US pharmaceutical importer forfeits $2 million they made from selling Chinese hgh.

A Plattsburgh pharmaceutical company and its president, a Canadian citizen, both pleaded guilty to misdemeanor federal drug charges Friday for mislabeling more than $1 million worth of human growth hormone that was imported from China and distributed to pharmacies around the country.

A former Orlando pharmacy, Signature Compounding Pharmacy, whose owners and operators are under indictment in Albany County in a related case, was among the customers of Plattsburgh-based Medisca, Inc., which also has a corporate office in St. Laurent, Quebec.

"I plead guilty," said Antonio Dos Santos, 63, of Montreal, as he stood before U.S. Magistrate David R. Homer.

John L. Pacht, an attorney from Burlington, Vt., then entered a guilty plea on behalf of Medisca.

Plea agreements signed by Dos Santos and Pacht said that between July 2004 and February 2007 Medisca imported 1,737 grams of human growth hormone from China. The criminal accusation is that the company marketed the drug as an "FDA approved drug" which is false, said Assistant U.S. Attorney Thomas A. Capezza, who is handling the case.

"They were saying it was approved by the FDA, when in fact it was not," Capezza said. "It's that false labeling ... that makes it the crime that it is."

As part of the plea agreements Dos Santos, who founded Medisca in 1989, and his company both have agreed to forfeit $1.76 million to the U.S. government. Capezza said that amount represents the company's gross profits from the unlawful drug sales.

It's unclear whether the company ceased importing the human growth hormone in February 2007 because of a law enforcement raid that month of Orlando's Signature Compounding Pharmacy, which had been one of its customers for human growth hormone and controlled substances. The raid by an Orlando task force included Albany County prosecutors who had obtained felony indictments in Albany against Signature's operators related to the alleged sale of performance-enhancing drugs, including steroids, to customers that included pro athletes and celebrities.
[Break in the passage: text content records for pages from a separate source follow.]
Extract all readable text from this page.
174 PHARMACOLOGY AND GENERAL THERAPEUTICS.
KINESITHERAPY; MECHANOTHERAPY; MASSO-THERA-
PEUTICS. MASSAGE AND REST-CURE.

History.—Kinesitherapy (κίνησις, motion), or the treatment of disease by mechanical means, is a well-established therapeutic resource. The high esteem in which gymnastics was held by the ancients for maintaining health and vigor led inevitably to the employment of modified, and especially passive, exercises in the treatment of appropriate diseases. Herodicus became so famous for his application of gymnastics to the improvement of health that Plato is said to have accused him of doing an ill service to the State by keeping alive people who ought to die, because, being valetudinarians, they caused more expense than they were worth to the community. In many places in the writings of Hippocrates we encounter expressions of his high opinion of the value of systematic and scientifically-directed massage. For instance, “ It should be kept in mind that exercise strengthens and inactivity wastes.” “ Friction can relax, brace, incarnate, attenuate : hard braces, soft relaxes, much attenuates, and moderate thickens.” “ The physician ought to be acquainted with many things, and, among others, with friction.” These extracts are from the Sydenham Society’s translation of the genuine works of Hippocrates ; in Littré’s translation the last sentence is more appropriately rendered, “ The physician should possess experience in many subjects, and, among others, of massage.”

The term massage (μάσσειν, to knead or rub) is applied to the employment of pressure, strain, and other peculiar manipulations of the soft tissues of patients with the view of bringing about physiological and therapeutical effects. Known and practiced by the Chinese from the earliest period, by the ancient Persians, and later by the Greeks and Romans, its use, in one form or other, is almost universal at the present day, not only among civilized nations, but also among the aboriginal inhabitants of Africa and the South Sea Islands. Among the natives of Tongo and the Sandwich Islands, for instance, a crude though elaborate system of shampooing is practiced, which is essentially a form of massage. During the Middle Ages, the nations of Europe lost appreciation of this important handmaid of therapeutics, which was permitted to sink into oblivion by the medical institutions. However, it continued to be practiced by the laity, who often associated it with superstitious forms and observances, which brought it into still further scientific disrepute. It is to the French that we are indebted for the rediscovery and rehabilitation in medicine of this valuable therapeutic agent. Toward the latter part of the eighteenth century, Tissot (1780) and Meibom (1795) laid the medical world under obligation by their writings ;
"Our office became aware that Medisca was the primary supplier of Signature for certain controlled substances and HGH," said Christopher P. Baynes, chief prosecutor of the financial crimes unit for the Albany County district attorney's office.

Baynes said a state Health Department Bureau of Narcotic Enforcement investigator had traveled to Plattsburgh and interviewed Medisca officials as part of their probe of Signature pharmacy.

Capezza said federal prosecutors in Albany were focused on Medisca.

"For us the focus was really on the distribution to pharmacies .... and then what the pharmacies did with it was the subject of a broader investigation by various U.S. attorneys' offices and the district attorney in Albany County," Capezza said.

Albany prosecutors allege in their charges that Signature was selling growth hormone to people nationwide who had no legitimate medical reason for the drug.

Friday's guilty pleas mark the second time that a supplier of human growth hormone to Signature pharmacy has pleaded guilty to federal drug charges.

Two years ago in Rhode Island federal prosecutors implicated Signature pharmacy in a case in which they said human growth hormone was being smuggled from China to the United States for distribution. The role of the Florida pharmacy was highlighted in a partially sealed criminal case against Victor Martin Effron, an Orlando businessman who pleaded guilty to drug smuggling charges.

Signature Pharmacy is identified in Effron's court case by name and also as "pharmacy X." Two Florida physicians, Gary Brandwein and Claire Godfrey, who pleaded guilty to felony criminal charges in Albany related to prescriptions they wrote through Signature pharmacy, also were named in Effron's criminal case.

Dos Santos and his attorneys declined comment as they left federal court. Homer released Dos Santos on his own recognizance pending sentencing scheduled for March 18. Pacht requested additional time so the company can gather the $1.76 million that is supposed to paid by the time of sentencing.